Cousin Mrs. Fritsch called on us in the morning and, together with Tante K., we went sight seeing. We landed at the Imperial Art History Museum, which contains the extensive art collections of the Imperial House.
The exterior of this building, as well as that of the Natural History Museum, is lavishly adorned with sculpture. The interior is beautifully decorated in colored marble and stucco. On the middle landing of the staircase in Canoca’s marble group of the “Victory of Theseus Over the Centaur,” originally intended by Napoleon I for Milan.
The first rooms which we passed through contained Sarcophagi and sculptures of the 13th, 19th and 26th Dynasty, also coffins, mummies and sculptures and canopy, mummy coverings fruits, amulets, etc., from ancient Egyptian tombs.
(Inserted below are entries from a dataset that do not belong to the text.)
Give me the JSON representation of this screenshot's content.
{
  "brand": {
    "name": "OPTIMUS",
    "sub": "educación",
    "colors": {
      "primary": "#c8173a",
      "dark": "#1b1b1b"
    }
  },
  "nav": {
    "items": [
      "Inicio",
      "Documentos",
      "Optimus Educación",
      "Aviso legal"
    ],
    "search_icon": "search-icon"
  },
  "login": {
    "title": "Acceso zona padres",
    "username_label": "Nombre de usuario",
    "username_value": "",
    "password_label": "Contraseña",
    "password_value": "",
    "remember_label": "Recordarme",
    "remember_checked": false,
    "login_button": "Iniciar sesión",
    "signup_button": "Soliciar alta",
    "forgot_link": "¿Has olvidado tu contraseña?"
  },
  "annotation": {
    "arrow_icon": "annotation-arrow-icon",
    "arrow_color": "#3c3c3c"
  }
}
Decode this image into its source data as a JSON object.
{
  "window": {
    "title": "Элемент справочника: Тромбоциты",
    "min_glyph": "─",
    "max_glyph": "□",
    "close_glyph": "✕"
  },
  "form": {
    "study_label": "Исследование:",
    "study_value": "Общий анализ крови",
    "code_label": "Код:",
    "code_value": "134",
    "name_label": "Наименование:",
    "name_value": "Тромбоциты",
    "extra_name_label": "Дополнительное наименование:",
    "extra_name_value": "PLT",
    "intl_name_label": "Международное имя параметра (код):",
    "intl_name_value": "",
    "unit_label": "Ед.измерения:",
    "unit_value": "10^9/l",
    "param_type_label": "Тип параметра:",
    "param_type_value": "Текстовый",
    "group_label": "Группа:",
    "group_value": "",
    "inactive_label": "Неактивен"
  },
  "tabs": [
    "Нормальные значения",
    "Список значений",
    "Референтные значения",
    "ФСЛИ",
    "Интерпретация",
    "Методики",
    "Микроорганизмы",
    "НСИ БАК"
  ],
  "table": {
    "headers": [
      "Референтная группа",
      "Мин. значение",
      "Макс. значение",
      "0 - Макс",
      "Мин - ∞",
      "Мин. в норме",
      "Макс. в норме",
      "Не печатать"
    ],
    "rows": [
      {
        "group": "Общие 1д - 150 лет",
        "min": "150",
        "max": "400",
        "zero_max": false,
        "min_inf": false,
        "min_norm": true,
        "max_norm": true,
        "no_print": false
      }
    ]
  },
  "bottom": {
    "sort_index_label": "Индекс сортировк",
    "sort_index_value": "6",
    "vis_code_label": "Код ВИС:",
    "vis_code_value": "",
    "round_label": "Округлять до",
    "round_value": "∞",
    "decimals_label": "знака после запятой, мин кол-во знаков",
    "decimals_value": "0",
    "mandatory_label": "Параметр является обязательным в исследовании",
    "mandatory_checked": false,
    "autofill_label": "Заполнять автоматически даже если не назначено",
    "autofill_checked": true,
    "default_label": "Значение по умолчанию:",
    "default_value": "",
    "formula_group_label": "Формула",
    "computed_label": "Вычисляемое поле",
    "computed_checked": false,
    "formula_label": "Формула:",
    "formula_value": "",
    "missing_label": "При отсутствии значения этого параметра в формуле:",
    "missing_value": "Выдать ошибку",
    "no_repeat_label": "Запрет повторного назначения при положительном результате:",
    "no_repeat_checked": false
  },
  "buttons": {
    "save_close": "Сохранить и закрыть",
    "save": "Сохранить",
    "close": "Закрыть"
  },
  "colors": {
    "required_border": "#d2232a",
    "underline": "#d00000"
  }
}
In other rooms are collections of Antiquities of the Greek, Etruscan and Roman periods and collections of coins and medals. The collections of Industrial Art, one of the most important of its kind, embraces the productions of the industrial art of the Middle Ages and the Renaissance and has come to the Hapsburg house from the Burgundian secession by the marriage of Maximillian in 1477.
It being such an old collection, you may understand its value and size. It has such a variety of articles that I cannot possibly mention them them all. Articles of ivory, bronze, boxwood, etc., Burgundian Sacredotal Vestments of the 15th century, goldsmiths work and works in rock, crystal, agate, etc. An iron cabinet richly inlaid with gold made in Vienna in 1567. Majolica ware, manuscripts of the middles ages.
The collection of Weapons and Armour is very fine, too, so is one of Paintings. Among them, I noticed one by Alexander Golz, “Christ and the Women” of which we have a picture in the office, also fine pictures by Rembrandt, Rubens, Jan Van Eyck, etc.
There is one large picture of the “Landtag of Warsaw in 1773” by Matejko which is especially fine. But we had to hurry through, and you cannot get but a glimpse of such a magnificent collection in two hours.
We lunched and went shopping. In the evening, I went by lonely self to the Hof Opera House to hear the “Meistersinger of Nurnberg” by Richard Wagner. It lasted from 7 o’clock to 12 o’clock, and I was sorry that you could not be with me to enjoy it.
I forgot to mention to you that we concluded to stay over another day in order that we may witness the procession to-morrow, and I have bought tickets for a stand on Stephansplace where we can see it.